To define who qualifies as a putative Muslim equivalent of a church warden, there is currently nobody in such a role.  Our objective is to create the role from scratch and to use it to construct an alternative security structure for the masjid around such a role.  (I am not for a moment suggesting that these people exercise physical control like nightclub bouncers or uniformed guards – rather they act as moderators whose authority rests in a combination of awareness, sound judgement, the trust of the masjid’s usual users, and, now to be created, strong links with sources of public authority in the local community, i.e. the police and local government officials.)  In any masjid there are a small number of people who attend the salaah regularly several times a day, most days of the week.  They are given little or no say in the affairs of the masjid, but they understand its security needs, its politics and its challenges better than anybody.  Among the masjid’s challenges will be the induction of newcomers, neophytes, and those who would induce them, whether to a mainstream version of Islam or to a challenging version, the latter including any conceivable variation of liberal, conservative, civil, militant and potentially, violent extremist. 

To create the ‘church warden’ role it is necessary to reproduce attributes comparable to the Christian Church’s equivalent, and to side-step the retarding influence of the incumbent management without actually antagonising masjid management into its customary obstructiveness.  First however it is essential to state what the ultimate intention is.  This is to create a small body of people in each Muslim community who have high quality trusted relationships with the authorities in that area.  The epitome of such a body would be the peculiar British institution of Special Constables, volunteer warranted police officers,

  • drawn from relatively young, conscientious Muslims that are closely involved with their local masjids;
  • who are in tune with the need to apply decent standards of behaviour to sectarian and schismatic tensions in the Muslim community;
  • who will recognise the potential susceptibility of neophytes and those on the fringes of the religious community to the attractions of extremism;
  • whose passive presence will deter extremists from exploiting the vulnerabilities of the masjid;
  • who will be able to act with authority and gravitas within the community without necessarily drawing on their warranted powers, to intervene appropriately before any criminal line has been crossed;
  • who will be able to explain and interpret situations accurately to their peers within the police, local and other authorities to head off misunderstood, critical situations;
  • whose presence will remove the need for the incumbent, obstructive management to block any more wholesome diverse activities from being established in the masjid.

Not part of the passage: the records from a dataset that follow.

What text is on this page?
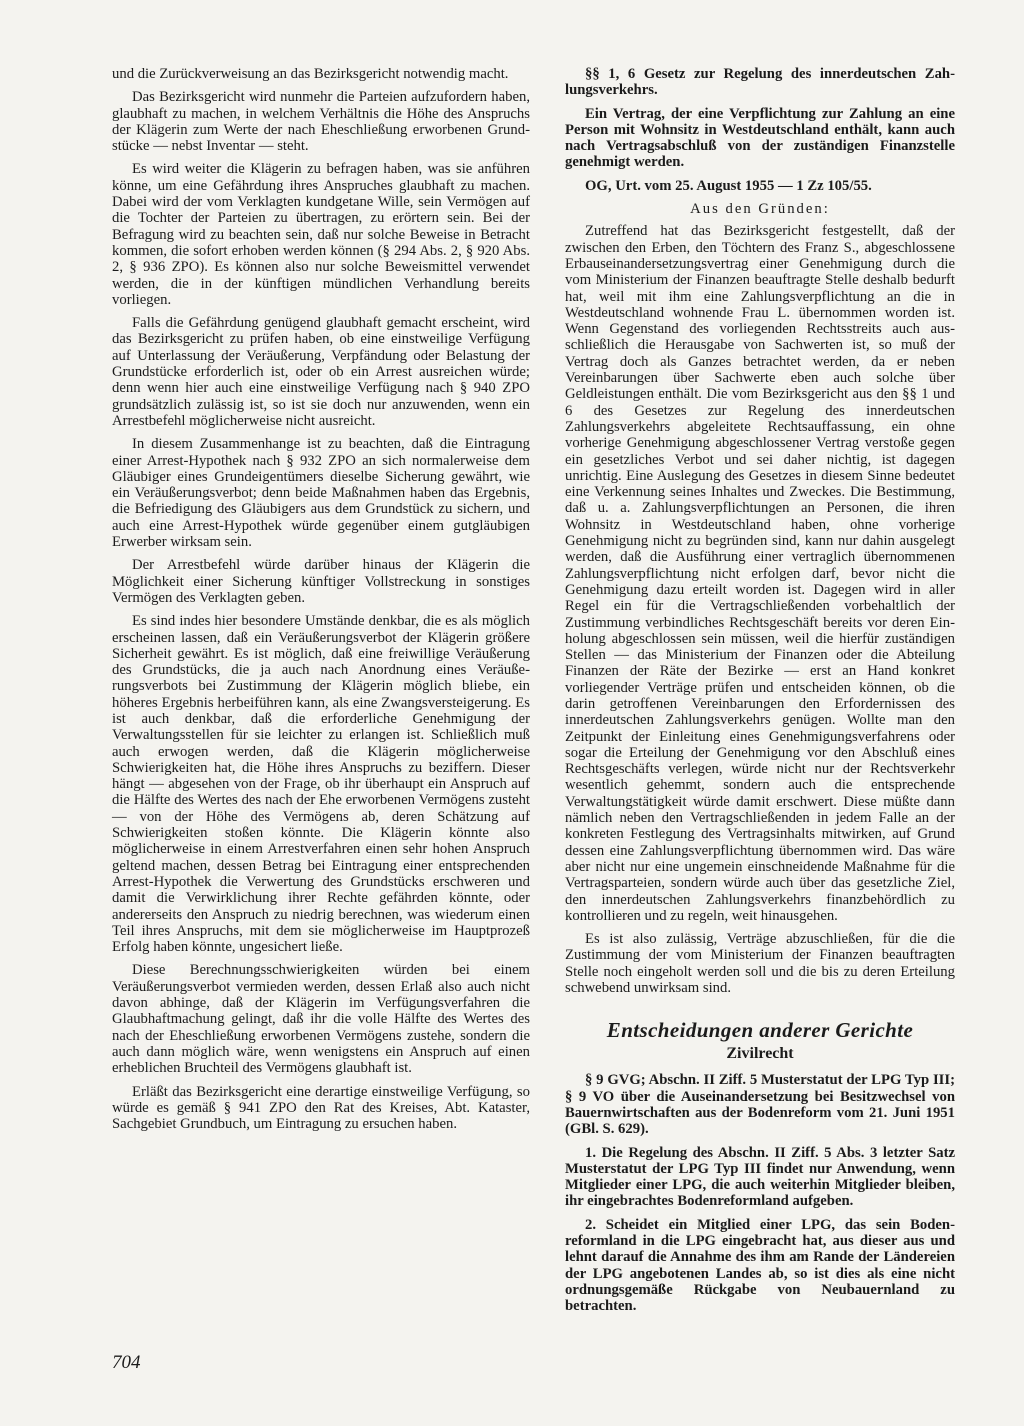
und die Zurückverweisung an das Bezirksgericht notwendig macht.

Das Bezirksgericht wird nunmehr die Parteien aufzufordern haben, glaubhaft zu machen, in welchem Verhältnis die Höhe des Anspruchs der Klägerin zum Werte der nach Eheschließung erworbenen Grundstücke — nebst Inventar — steht.

Es wird weiter die Klägerin zu befragen haben, was sie anführen könne, um eine Gefährdung ihres Anspruches glaubhaft zu machen. Dabei wird der vom Verklagten kundgetane Wille, sein Vermögen auf die Tochter der Parteien zu übertragen, zu erörtern sein. Bei der Befragung wird zu beachten sein, daß nur solche Beweise in Betracht kommen, die sofort erhoben werden können (§ 294 Abs. 2, § 920 Abs. 2, § 936 ZPO). Es können also nur solche Beweismittel verwendet werden, die in der künftigen mündlichen Verhandlung bereits vorliegen.

Falls die Gefährdung genügend glaubhaft gemacht erscheint, wird das Bezirksgericht zu prüfen haben, ob eine einstweilige Verfügung auf Unterlassung der Veräußerung, Verpfändung oder Belastung der Grundstücke erforderlich ist, oder ob ein Arrest ausreichen würde; denn wenn hier auch eine einstweilige Verfügung nach § 940 ZPO grundsätzlich zulässig ist, so ist sie doch nur anzuwenden, wenn ein Arrestbefehl möglicherweise nicht ausreicht.

In diesem Zusammenhange ist zu beachten, daß die Eintragung einer Arrest-Hypothek nach § 932 ZPO an sich normalerweise dem Gläubiger eines Grundeigentümers dieselbe Sicherung gewährt, wie ein Veräußerungsverbot; denn beide Maßnahmen haben das Ergebnis, die Befriedigung des Gläubigers aus dem Grundstück zu sichern, und auch eine Arrest-Hypothek würde gegenüber einem gutgläubigen Erwerber wirksam sein.

Der Arrestbefehl würde darüber hinaus der Klägerin die Möglichkeit einer Sicherung künftiger Vollstreckung in sonstiges Vermögen des Verklagten geben.

Es sind indes hier besondere Umstände denkbar, die es als möglich erscheinen lassen, daß ein Veräußerungsverbot der Klägerin größere Sicherheit gewährt. Es ist möglich, daß eine freiwillige Veräußerung des Grundstücks, die ja auch nach Anordnung eines Veräußerungsverbots bei Zustimmung der Klägerin möglich bliebe, ein höheres Ergebnis herbeiführen kann, als eine Zwangsversteigerung. Es ist auch denkbar, daß die erforderliche Genehmigung der Verwaltungsstellen für sie leichter zu erlangen ist. Schließlich muß auch erwogen werden, daß die Klägerin möglicherweise Schwierigkeiten hat, die Höhe ihres Anspruchs zu beziffern. Dieser hängt — abgesehen von der Frage, ob ihr überhaupt ein Anspruch auf die Hälfte des Wertes des nach der Ehe erworbenen Vermögens zusteht — von der Höhe des Vermögens ab, deren Schätzung auf Schwierigkeiten stoßen könnte. Die Klägerin könnte also möglicherweise in einem Arrestverfahren einen sehr hohen Anspruch geltend machen, dessen Betrag bei Eintragung einer entsprechenden Arrest-Hypothek die Verwertung des Grundstücks erschweren und damit die Verwirklichung ihrer Rechte gefährden könnte, oder andererseits den Anspruch zu niedrig berechnen, was wiederum einen Teil ihres Anspruchs, mit dem sie möglicherweise im Hauptprozeß Erfolg haben könnte, ungesichert ließe.

Diese Berechnungsschwierigkeiten würden bei einem Veräußerungsverbot vermieden werden, dessen Erlaß also auch nicht davon abhinge, daß der Klägerin im Verfügungsverfahren die Glaubhaftmachung gelingt, daß ihr die volle Hälfte des Wertes des nach der Eheschließung erworbenen Vermögens zustehe, sondern die auch dann möglich wäre, wenn wenigstens ein Anspruch auf einen erheblichen Bruchteil des Vermögens glaubhaft ist.

Erläßt das Bezirksgericht eine derartige einstweilige Verfügung, so würde es gemäß § 941 ZPO den Rat des Kreises, Abt. Kataster, Sachgebiet Grundbuch, um Eintragung zu ersuchen haben.

§§ 1, 6 Gesetz zur Regelung des innerdeutschen Zahlungsverkehrs.

Ein Vertrag, der eine Verpflichtung zur Zahlung an eine Person mit Wohnsitz in Westdeutschland enthält, kann auch nach Vertragsabschluß von der zuständigen Finanzstelle genehmigt werden.

OG, Urt. vom 25. August 1955 — 1 Zz 105/55.

Aus den Gründen:

Zutreffend hat das Bezirksgericht festgestellt, daß der zwischen den Erben, den Töchtern des Franz S., abgeschlossene Erbauseinandersetzungsvertrag einer Genehmigung durch die vom Ministerium der Finanzen beauftragte Stelle deshalb bedurft hat, weil mit ihm eine Zahlungsverpflichtung an die in Westdeutschland wohnende Frau L. übernommen worden ist. Wenn Gegenstand des vorliegenden Rechtsstreits auch ausschließlich die Herausgabe von Sachwerten ist, so muß der Vertrag doch als Ganzes betrachtet werden, da er neben Vereinbarungen über Sachwerte eben auch solche über Geldleistungen enthält. Die vom Bezirksgericht aus den §§ 1 und 6 des Gesetzes zur Regelung des innerdeutschen Zahlungsverkehrs abgeleitete Rechtsauffassung, ein ohne vorherige Genehmigung abgeschlossener Vertrag verstoße gegen ein gesetzliches Verbot und sei daher nichtig, ist dagegen unrichtig. Eine Auslegung des Gesetzes in diesem Sinne bedeutet eine Verkennung seines Inhaltes und Zweckes. Die Bestimmung, daß u. a. Zahlungsverpflichtungen an Personen, die ihren Wohnsitz in Westdeutschland haben, ohne vorherige Genehmigung nicht zu begründen sind, kann nur dahin ausgelegt werden, daß die Ausführung einer vertraglich übernommenen Zahlungsverpflichtung nicht erfolgen darf, bevor nicht die Genehmigung dazu erteilt worden ist. Dagegen wird in aller Regel ein für die Vertragschließenden vorbehaltlich der Zustimmung verbindliches Rechtsgeschäft bereits vor deren Einholung abgeschlossen sein müssen, weil die hierfür zuständigen Stellen — das Ministerium der Finanzen oder die Abteilung Finanzen der Räte der Bezirke — erst an Hand konkret vorliegender Verträge prüfen und entscheiden können, ob die darin getroffenen Vereinbarungen den Erfordernissen des innerdeutschen Zahlungsverkehrs genügen. Wollte man den Zeitpunkt der Einleitung eines Genehmigungsverfahrens oder sogar die Erteilung der Genehmigung vor den Abschluß eines Rechtsgeschäfts verlegen, würde nicht nur der Rechtsverkehr wesentlich gehemmt, sondern auch die entsprechende Verwaltungstätigkeit würde damit erschwert. Diese müßte dann nämlich neben den Vertragschließenden in jedem Falle an der konkreten Festlegung des Vertragsinhalts mitwirken, auf Grund dessen eine Zahlungsverpflichtung übernommen wird. Das wäre aber nicht nur eine ungemein einschneidende Maßnahme für die Vertragsparteien, sondern würde auch über das gesetzliche Ziel, den innerdeutschen Zahlungsverkehrs finanzbehördlich zu kontrollieren und zu regeln, weit hinausgehen.

Es ist also zulässig, Verträge abzuschließen, für die die Zustimmung der vom Ministerium der Finanzen beauftragten Stelle noch eingeholt werden soll und die bis zu deren Erteilung schwebend unwirksam sind.

Entscheidungen anderer Gerichte
Zivilrecht

§ 9 GVG; Abschn. II Ziff. 5 Musterstatut der LPG Typ III; § 9 VO über die Auseinandersetzung bei Besitzwechsel von Bauernwirtschaften aus der Bodenreform vom 21. Juni 1951 (GBl. S. 629).

1. Die Regelung des Abschn. II Ziff. 5 Abs. 3 letzter Satz Musterstatut der LPG Typ III findet nur Anwendung, wenn Mitglieder einer LPG, die auch weiterhin Mitglieder bleiben, ihr eingebrachtes Bodenreformland aufgeben.

2. Scheidet ein Mitglied einer LPG, das sein Bodenreformland in die LPG eingebracht hat, aus dieser aus und lehnt darauf die Annahme des ihm am Rande der Ländereien der LPG angebotenen Landes ab, so ist dies als eine nicht ordnungsgemäße Rückgabe von Neubauernland zu betrachten.

704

That is quite a list of responsibilities, but most of them can be achieved simply by such people being present at frequent intervals and having the right degree of respect among their co-religionist peers.  While Special Constables epitomise this position, the role is viably filled with anyone who has both the respect of and personal relationships with the masjid congregation and the local community’s sources of authority.  The vital point is that it replaces the current, pervasive security structure in which the masjid is presumed secure as long as any activities are banned unless they conform precisely to the limited and archaic views of the decrepit management and trustees.  (Comparable, though perhaps less spectacularly authoritative, alternatives to Special Constables might include St John Ambulance volunteers, or in some areas, volunteer part-time firemen, perhaps, but ultimately this does not require such formalised basis for authority.)

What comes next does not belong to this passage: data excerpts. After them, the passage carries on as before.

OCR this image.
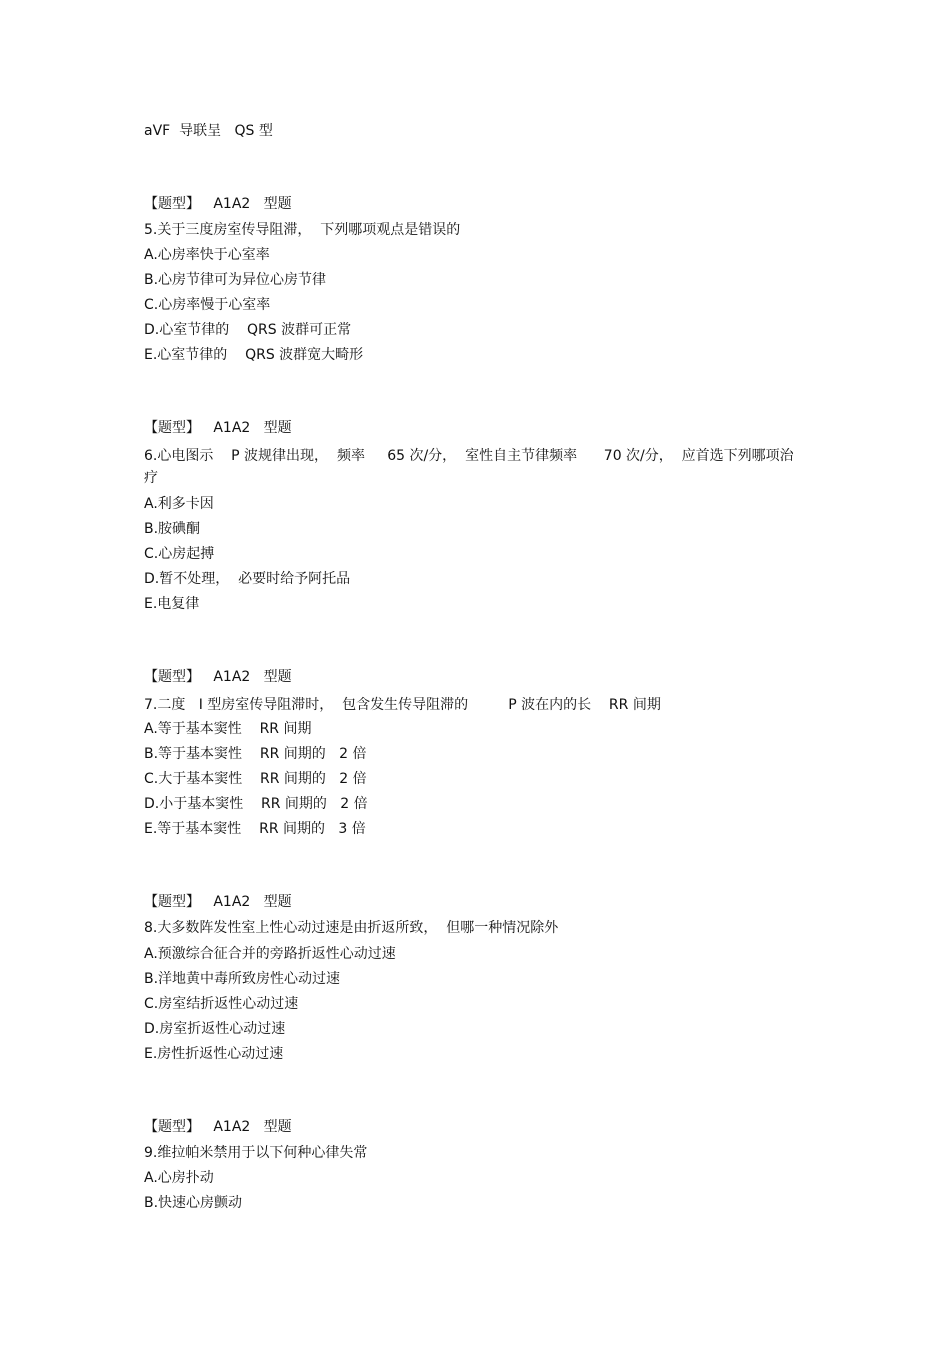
aVF  导联呈   QS 型
【题型】   A1A2   型题
5.关于三度房室传导阻滞，  下列哪项观点是错误的
A.心房率快于心室率
B.心房节律可为异位心房节律
C.心房率慢于心室率
D.心室节律的    QRS 波群可正常
E.心室节律的    QRS 波群宽大畸形
【题型】   A1A2   型题
6.心电图示    P 波规律出现，  频率     65 次/分，  室性自主节律频率      70 次/分，  应首选下列哪项治
疗
A.利多卡因
B.胺碘酮
C.心房起搏
D.暂不处理，  必要时给予阿托品
E.电复律
【题型】   A1A2   型题
7.二度   I 型房室传导阻滞时，  包含发生传导阻滞的         P 波在内的长    RR 间期
A.等于基本窦性    RR 间期
B.等于基本窦性    RR 间期的   2 倍
C.大于基本窦性    RR 间期的   2 倍
D.小于基本窦性    RR 间期的   2 倍
E.等于基本窦性    RR 间期的   3 倍
【题型】   A1A2   型题
8.大多数阵发性室上性心动过速是由折返所致，  但哪一种情况除外
A.预激综合征合并的旁路折返性心动过速
B.洋地黄中毒所致房性心动过速
C.房室结折返性心动过速
D.房室折返性心动过速
E.房性折返性心动过速
【题型】   A1A2   型题
9.维拉帕米禁用于以下何种心律失常
A.心房扑动
B.快速心房颤动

Please note that although this need has arisen from the circumstances of the Muslim community, there is absolutely nothing in this that could not be applied with just as much value to any other community, religious or social or political, that involves the need to manage collective social space – places of worship, sports facilities, social clubs, voluntary groups etc.

So how do we create this new role?  And from outside the Muslim community as well!

Creating 'Masjid Wardens'

Firstly let me be clear that I am not suggesting creation of formal, named roles - the 'Masjid Warden' epithet exists purely as literary shorthand for the analogy.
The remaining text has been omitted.